L’homme adapté à la vie, l’homme d’action est capable de se servir de sa mémoire intégrale afin
d’accéder aux souvenirs les plus pertinents dans la situation présente, il ne s’embarrasse pas des
souvenirs inutiles ou arrivant au mauvais moment. Les rouages de la mémoire intégrale et de la
mémoire-habitude s’intègrent parfaitement dans la machinerie de sa conscience.

Dans cet extrait, Bergson va d’abord distinguer deux types de mémoires : la mémoire intégrale,
toujours présente mais inaccessible, et la mémoire-habitude, qui sélectionne les souvenirs utiles à
l’action présente. Il va ensuite montrer comment ses deux types de mémoires s’articulent, comment
l’une et l’autre sont interdépendante, bien que la mémoire-habitude occulte la mémoire intégrale au
premier abord. Il montre aussi que l’existence de la première et la preuve de l’existence de l’autre.

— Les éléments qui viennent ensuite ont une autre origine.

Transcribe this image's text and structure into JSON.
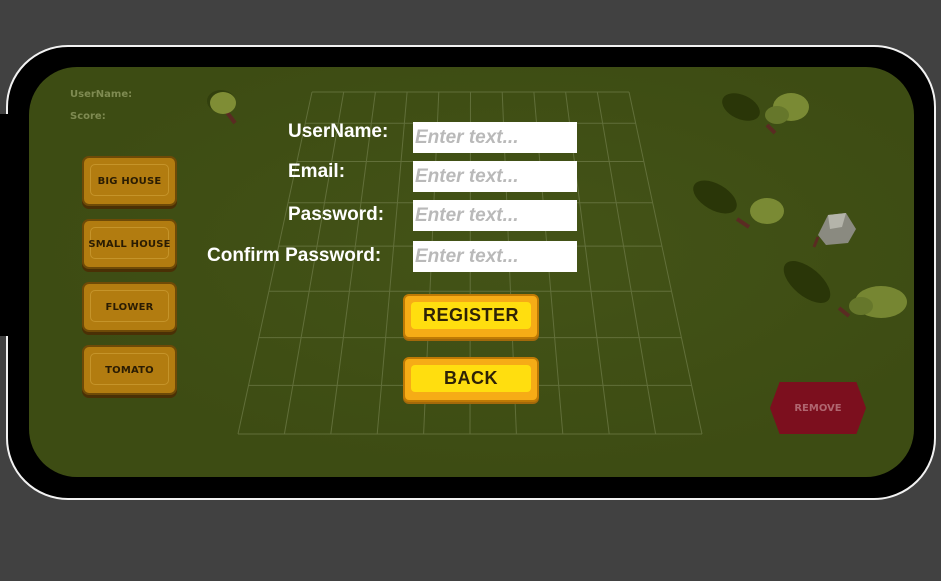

Cependant, si notre mémoire intégrale nous est inaccessible, peut-on réellement affirmer qu’elle relève
plus de la conscience et non pas de l’inconscient ? Un schéma Freudien légèrement modifié pourrait
correspondre, avec un Moi représentant la mémoire-habitude, où seuls les souvenirs utiles à l’action
sont présents ; Un Ça représentant les souvenirs désordonnés jaillissant de la mémoire intégrale et le
Surmoi représentant la sélection effectué afin de ne garder que les souvenirs pertinents.